Als 55 jarige zat ik na ruim 40 dienstjaren thuis, werkloos. Er was niemand thuis. Mijn vrouw en zoon wisten nog van niets. Een vriend, die ziek thuis was en alles gevolgd had op de radio, belde en zei “ben je nu al thuis” .Ik wilde het hele verhaal vertellen van de laatste uren maar kon tot mijn grote verbazing geen woord uitbrengen. De emotie zat diep. Het enige wat ik uit kon brengen was dat ik wel even langs kwam.

Alle Fokker collega’s kregen van de EEG (Europese Unie) een sollicitatiecursus aangeboden. We zaten met ze’n allen in een leegstaande school. Oefenen met sollicitatie gesprekken en brieven schrijven.

Ik had geluk en kon na 2 maanden via een oud collega een baan aannemen als gereedschap constructeur. Ik moest wel 110 KM naar Zwolle rijden maar ja ik had geen keus. Al mijn sollicitaties liepen op niets uit.

Na 2,5 jaar kon ik weer naar Fokker (Toen Aerostructures) in Papendrecht als chief designer JSF Boeing. Boeing was toen in competitie met Lockeed die uiteindelijk deze competitie won.

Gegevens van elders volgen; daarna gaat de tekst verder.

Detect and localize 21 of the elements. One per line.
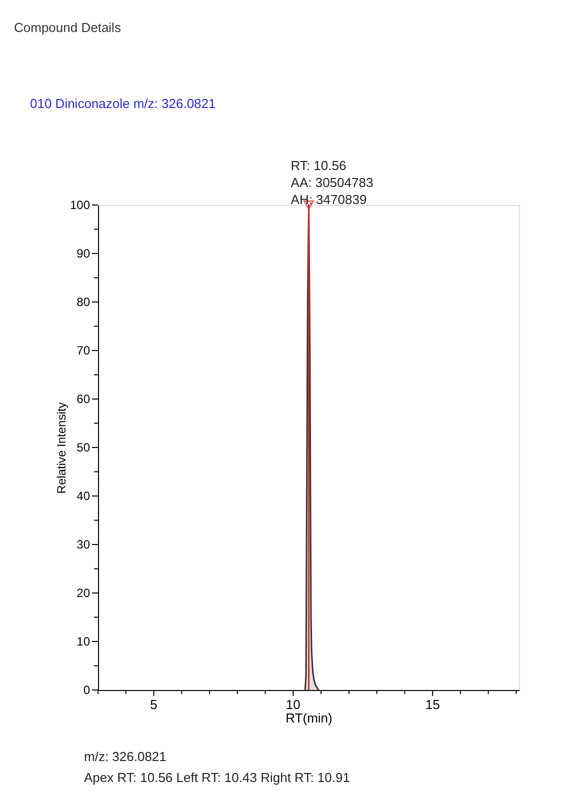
y-tick-label: 20 <box>76 586 90 600</box>
y-tick-label: 60 <box>76 392 90 406</box>
x-axis-title: RT(min) <box>286 710 332 726</box>
y-tick-label: 100 <box>70 198 90 212</box>
x-tick-label: 15 <box>425 697 440 712</box>
y-tick-label: 0 <box>83 683 90 697</box>
y-tick-label: 10 <box>76 634 90 648</box>
y-tick-label: 40 <box>76 489 90 503</box>
y-tick-label: 50 <box>76 440 90 454</box>
text: m/z: 326.0821 <box>84 749 166 764</box>
y-axis-title: Relative Intensity <box>54 402 68 494</box>
text: Apex RT: 10.56 Left RT: 10.43 Right RT: 10.91 <box>84 770 350 785</box>
y-tick-label: 30 <box>76 538 90 552</box>
chart-title: 010 Diniconazole m/z: 326.0821 <box>30 96 216 111</box>
x-tick-label: 5 <box>150 697 158 712</box>
x-tick-label: 10 <box>286 697 300 712</box>
y-tick-label: 80 <box>76 295 90 309</box>
y-tick-label: 70 <box>76 344 90 358</box>
y-tick-label: 90 <box>76 246 90 260</box>
annotation: RT: 10.56 AA: 30504783 AH: 3470839 <box>290 158 374 207</box>
text: Compound Details <box>14 20 122 35</box>
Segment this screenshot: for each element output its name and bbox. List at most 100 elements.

We demonstreerde bij Boeing ons kunnen met een koolstof vertical tail (gelijk aan de vertical tail van JSF Boeing) demonstratie project. Op deze manier hebben wij toen Fokker Aerostructures bij Boeing op de kaart gezet.

Vert.tail Boeing project

Na weer zo’n 2,5 jaar ben ik op me’n 61ste in 2001 met de VUT gegaan. Na 46 jaar werkzaam geweest te zijn vond ik het wel genoeg. Je moet natuurlijk wel wat tijd overhouden om van je pensioen te genieten. Momenteel ben ik daar druk mee bezig.